Older focuses are the Near Eastern Luristan bronzes and Egyptian textiles, with seals from Mesopotamia and artworks from ancient Egypt representing two smaller groups. These are joined by individual works from the Mediterranean which include the famous large limestone sculpture of a woman from Cyprus.

The Luristan collection of the Museum Rietberg which consists of232 bronzes – works which were produced between the 1st and 3rd millennium BC – was created thanks to gifts from Rudolph Schmidt and Eduard von der Heydt and represents a rare stroke of good fortune. Worth noting, too, is the collection of Egyptian (late antique, Coptic and Islamic) textiles from the period between the 4th and 12th centuries.

More recent focuses are the collection of some 160 carpets and almost 80 textiles, together with a small number of outstanding examples from the rich tradition of Persian book art between the 14th and 18th centuries – including several folios from important Shahnameh manuscripts – and individual examples of exquisite Islamic calligraphy.

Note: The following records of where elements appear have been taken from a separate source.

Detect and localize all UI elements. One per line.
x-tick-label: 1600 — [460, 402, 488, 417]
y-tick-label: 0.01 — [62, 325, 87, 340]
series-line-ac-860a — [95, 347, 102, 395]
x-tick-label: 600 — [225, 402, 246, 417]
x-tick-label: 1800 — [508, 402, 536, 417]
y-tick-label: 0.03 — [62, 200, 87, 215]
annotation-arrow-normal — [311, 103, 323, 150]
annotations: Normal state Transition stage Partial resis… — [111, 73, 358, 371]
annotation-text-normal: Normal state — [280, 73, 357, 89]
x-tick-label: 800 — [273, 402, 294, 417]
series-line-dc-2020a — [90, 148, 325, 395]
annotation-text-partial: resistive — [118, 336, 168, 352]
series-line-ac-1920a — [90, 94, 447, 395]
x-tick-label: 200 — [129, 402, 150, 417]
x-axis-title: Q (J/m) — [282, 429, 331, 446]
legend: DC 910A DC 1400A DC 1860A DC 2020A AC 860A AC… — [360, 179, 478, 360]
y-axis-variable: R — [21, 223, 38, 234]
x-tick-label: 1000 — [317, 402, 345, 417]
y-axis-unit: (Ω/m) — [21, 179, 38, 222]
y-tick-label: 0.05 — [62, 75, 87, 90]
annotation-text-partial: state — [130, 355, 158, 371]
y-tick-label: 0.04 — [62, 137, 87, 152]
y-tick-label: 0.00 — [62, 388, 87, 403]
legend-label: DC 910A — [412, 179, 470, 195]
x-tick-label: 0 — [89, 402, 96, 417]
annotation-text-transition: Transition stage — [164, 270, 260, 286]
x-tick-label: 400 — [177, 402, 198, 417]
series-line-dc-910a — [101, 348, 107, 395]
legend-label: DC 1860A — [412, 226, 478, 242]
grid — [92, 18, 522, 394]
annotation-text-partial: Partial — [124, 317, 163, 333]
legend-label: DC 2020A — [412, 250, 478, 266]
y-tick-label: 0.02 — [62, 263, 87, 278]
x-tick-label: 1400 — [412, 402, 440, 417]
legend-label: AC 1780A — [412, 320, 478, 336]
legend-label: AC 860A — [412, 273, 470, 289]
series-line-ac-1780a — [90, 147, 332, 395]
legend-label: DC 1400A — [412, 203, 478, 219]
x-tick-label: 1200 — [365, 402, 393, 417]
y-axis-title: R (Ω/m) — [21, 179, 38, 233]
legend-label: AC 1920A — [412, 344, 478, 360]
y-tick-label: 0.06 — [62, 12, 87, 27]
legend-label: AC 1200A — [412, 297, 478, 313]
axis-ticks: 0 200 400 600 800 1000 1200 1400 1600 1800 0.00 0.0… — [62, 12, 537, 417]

Along with some carpets formerly in the possession of Eduard von der Heydt, more than 50 pieces from the former collection of Robert Akeret (1881−1972) form the core of the carpet department. In 1988, the collection of Erwin and Hilde Luck with some 80 pieces was added.

The most recent addition is the excellent collection of Emil Alpiger (born 1841) who worked for the firm of Ziegler & Co. in Iran and collected textiles in a wide range of styles from the later Qajar period (c. 1850 to 1896).